RAMLE, Israel (Reuters) - Former Israeli Prime Minister Ehud Olmert, 71, was released on parole on Sunday from a prison in Ramle, near Tel Aviv, after serving 16 months in jail for corruption.
Olmert was found guilty in 2014 of accepting bribes from real estate developers when he was Jerusalem’s mayor, before his 2006-09 term as prime minister and head of a centrist political party.
On Sunday, a parole board decided to cut short his 27-month term, a common practice in Israel for prisoners who have not committed violent crimes. Olmert, accompanied by a government bodyguard, made no comment to reporters as he left.
The corruption allegations led to Olmert’s resignation as prime minister in September 2008. He stayed in office in a caretaker capacity until a February 2009 election brought right-winger Benjamin Netanyahu to power.
During his time as Israel’s leader, he claimed significant progress in talks with the Palestinians on securing a peace deal, offering an Israeli withdrawal from much of the occupied West Bank. But no agreement was reached.

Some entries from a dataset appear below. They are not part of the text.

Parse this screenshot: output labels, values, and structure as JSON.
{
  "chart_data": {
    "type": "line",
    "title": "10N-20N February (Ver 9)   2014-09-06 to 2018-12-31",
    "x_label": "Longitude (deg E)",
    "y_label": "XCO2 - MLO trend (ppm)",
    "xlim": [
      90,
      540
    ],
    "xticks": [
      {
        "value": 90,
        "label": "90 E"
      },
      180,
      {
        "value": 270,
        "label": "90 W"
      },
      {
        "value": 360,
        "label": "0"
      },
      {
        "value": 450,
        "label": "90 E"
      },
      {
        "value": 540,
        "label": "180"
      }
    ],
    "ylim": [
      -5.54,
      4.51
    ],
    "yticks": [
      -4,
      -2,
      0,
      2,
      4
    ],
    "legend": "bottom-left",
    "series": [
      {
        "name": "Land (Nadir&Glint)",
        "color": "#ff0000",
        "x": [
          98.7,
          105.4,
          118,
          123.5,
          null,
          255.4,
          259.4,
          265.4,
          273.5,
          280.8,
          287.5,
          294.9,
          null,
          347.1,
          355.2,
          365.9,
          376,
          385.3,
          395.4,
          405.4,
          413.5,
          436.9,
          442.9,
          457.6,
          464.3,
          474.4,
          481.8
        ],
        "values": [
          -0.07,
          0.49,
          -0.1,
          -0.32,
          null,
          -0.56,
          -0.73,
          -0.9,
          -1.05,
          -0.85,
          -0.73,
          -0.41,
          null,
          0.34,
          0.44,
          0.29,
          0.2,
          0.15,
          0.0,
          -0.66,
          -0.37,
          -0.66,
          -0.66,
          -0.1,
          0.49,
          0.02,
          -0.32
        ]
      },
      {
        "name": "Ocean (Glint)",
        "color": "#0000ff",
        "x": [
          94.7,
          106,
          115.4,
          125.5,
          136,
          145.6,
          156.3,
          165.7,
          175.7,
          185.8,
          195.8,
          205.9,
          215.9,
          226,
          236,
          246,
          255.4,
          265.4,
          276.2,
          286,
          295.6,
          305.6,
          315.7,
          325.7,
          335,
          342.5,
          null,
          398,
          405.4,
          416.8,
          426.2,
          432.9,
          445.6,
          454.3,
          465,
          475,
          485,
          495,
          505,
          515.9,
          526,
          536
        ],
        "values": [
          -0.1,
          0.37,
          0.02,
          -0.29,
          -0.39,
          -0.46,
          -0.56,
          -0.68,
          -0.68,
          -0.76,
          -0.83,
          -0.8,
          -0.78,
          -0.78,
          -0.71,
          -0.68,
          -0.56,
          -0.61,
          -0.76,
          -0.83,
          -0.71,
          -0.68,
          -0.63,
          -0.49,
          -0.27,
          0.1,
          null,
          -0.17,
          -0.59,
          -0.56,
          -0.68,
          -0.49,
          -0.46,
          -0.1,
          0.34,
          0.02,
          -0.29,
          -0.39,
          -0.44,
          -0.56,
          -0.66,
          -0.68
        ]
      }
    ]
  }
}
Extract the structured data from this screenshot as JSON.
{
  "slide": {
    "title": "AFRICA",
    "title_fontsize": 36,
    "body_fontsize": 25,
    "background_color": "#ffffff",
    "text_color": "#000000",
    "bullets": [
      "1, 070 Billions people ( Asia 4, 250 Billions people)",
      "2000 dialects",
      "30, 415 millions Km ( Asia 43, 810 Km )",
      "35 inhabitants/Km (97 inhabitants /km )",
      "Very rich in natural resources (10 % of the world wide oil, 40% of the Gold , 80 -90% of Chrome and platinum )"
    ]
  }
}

A lawyer by profession, Olmert began his political career in the 1970s as a right-wing lawmaker who targeted organized crime in Israel. As prime minister, Olmert waged war against militants in Lebanon in 2006 and the Gaza Strip in 2008.
His original six-year sentence - the judge in the case said his corruption offences were tantamount to “treason” - was cut to 18 months on appeal, but another month was later tagged on over obstruction of justice charges.
Olmert’s term was ultimately lengthened to 27 months after he was convicted in a separate case involving cash payments from a U.S. businessman.
Leaving prison for his home in Tel Aviv dressed in a black tee shirt and black trousers, Olmert looked gaunt, 12 days after being treated in hospital for what Israeli media reported were chest pains. He was returned to prison several days before the parole hearing.
Any attempt at a political comeback seems unlikely. A court found that his crimes entailed “moral turpitude”, which under Israeli law would preclude Olmert from running for public office for seven years after his release, when he will be 78.